Difficulty spikes, such as the one-shot packs previously mentioned, are frustrating in their own right, but it usually serves as a soft gating mechanism. Don’t want to be one-shot? Farm more gear/get more levels/etc. The reward for overcoming this soft gate is a marked decrease in difficulty following this, quite often with some sort of “lootsplosion” equivalent attached to it. Of course, this often ends up becoming a breaking point in its own right. Many players will become frustrated at abnormal difficulty spikes, and such points lead to fairly obvious striation. This is usually less outright frustrating that a game abandoning its core mechanics, it’s still a source of displeasure and leads to many people setting the game down.

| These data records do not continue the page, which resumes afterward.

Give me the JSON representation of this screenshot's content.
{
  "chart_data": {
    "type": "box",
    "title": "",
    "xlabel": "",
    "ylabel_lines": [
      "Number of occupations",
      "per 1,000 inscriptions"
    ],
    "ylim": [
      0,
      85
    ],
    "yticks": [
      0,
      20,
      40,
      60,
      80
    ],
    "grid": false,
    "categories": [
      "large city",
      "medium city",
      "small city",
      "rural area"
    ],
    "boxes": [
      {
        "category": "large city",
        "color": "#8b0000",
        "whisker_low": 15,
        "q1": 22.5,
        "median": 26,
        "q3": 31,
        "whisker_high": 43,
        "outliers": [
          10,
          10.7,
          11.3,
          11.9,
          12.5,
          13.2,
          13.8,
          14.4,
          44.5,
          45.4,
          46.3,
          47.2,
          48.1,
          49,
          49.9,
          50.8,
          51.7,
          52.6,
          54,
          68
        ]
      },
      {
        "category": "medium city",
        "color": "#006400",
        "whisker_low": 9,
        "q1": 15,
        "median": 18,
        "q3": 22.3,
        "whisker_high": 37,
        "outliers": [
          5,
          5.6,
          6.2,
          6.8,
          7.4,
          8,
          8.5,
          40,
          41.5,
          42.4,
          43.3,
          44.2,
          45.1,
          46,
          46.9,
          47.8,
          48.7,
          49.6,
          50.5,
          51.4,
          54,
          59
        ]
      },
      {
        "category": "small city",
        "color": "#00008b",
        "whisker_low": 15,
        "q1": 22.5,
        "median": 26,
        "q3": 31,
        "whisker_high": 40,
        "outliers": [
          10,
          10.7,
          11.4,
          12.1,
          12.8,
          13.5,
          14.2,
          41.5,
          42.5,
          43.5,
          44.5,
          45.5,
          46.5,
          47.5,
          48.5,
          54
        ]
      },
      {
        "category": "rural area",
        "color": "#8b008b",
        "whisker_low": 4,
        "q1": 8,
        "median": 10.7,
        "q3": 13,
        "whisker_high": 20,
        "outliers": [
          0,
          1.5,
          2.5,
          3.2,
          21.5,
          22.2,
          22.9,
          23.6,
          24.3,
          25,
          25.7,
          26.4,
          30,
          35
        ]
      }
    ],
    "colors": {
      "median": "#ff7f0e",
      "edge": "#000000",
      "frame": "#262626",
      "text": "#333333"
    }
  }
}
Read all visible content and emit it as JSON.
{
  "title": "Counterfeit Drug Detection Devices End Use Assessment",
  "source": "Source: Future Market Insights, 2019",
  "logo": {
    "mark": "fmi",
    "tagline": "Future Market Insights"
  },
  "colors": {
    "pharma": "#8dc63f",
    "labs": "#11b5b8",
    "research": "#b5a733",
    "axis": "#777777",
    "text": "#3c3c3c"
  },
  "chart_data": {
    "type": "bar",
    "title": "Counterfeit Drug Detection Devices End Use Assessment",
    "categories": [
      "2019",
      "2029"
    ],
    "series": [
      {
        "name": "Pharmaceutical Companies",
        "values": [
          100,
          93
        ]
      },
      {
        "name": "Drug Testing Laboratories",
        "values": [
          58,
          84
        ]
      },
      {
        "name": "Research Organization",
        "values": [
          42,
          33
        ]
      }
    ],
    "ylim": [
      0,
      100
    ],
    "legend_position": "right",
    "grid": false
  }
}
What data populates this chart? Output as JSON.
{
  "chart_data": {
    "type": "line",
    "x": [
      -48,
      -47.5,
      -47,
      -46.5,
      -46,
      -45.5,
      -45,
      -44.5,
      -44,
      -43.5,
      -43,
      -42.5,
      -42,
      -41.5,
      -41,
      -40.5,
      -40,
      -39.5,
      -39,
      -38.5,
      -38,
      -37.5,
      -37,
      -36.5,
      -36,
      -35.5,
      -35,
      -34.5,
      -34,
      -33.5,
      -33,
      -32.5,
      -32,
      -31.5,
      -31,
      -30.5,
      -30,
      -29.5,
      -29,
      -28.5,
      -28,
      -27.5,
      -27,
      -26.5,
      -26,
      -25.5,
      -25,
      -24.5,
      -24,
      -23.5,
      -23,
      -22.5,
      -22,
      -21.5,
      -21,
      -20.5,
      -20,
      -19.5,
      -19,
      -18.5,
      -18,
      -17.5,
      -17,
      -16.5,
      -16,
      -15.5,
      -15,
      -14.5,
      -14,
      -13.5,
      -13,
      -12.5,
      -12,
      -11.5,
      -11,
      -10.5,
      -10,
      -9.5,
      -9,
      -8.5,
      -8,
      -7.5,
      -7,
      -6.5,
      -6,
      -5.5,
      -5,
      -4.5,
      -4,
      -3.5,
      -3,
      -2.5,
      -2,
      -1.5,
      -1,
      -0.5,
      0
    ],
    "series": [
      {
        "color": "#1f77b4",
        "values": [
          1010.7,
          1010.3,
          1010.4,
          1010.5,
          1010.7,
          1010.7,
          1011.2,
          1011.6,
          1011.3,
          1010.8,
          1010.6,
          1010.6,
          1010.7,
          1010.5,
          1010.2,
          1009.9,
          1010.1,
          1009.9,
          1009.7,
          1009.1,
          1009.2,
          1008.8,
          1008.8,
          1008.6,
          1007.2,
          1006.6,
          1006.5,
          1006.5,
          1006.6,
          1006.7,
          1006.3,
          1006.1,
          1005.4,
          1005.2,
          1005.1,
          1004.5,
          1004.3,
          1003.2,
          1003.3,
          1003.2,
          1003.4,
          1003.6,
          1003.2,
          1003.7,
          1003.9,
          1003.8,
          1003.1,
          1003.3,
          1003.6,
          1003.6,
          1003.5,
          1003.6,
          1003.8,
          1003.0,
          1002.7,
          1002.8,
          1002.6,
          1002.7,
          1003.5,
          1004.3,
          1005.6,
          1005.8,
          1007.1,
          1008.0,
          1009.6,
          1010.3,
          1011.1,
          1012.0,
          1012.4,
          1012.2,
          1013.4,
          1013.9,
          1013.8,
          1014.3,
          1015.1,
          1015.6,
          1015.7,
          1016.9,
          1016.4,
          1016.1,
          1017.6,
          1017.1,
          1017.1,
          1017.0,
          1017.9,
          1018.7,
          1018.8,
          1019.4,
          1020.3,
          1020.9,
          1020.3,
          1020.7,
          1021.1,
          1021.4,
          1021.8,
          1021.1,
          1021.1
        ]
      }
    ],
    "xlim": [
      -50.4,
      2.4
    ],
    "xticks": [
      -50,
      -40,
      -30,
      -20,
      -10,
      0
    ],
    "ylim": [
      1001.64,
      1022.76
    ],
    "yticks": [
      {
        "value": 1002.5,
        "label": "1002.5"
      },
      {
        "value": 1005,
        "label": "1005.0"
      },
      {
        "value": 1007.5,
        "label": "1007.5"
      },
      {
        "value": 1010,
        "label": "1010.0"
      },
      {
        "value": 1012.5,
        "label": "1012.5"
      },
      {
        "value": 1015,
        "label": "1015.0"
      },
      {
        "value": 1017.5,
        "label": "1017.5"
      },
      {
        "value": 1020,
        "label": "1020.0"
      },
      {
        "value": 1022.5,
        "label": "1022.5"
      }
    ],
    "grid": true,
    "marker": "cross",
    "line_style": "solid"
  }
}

Despite the popular opinion that many players want completion handed to them, difficulty be damned, I don’t think that’s actually the point. People will complete a game that gets harder and harder as long as it does so in a linear fashion. The original Dragon Age is a good example of this, as are most non-base building RTS games, such as Myth or X-Com. People do like feeling accomplished and clever, and the slow honing of skills is a good way to achieve that. Even when allowing something like a “story” level of difficulty, scaling difficulty is a good thing. Challenge is still a good thing, and is an important part of a successful game. At least, in my opinion. Without risk, you can’t have meaningful reward.

When there is no more risk, and only punishment, it’s not any better. Difficulty is good, but only within context. Difficulty for the sake of difficulty is not a thing to be celebrated.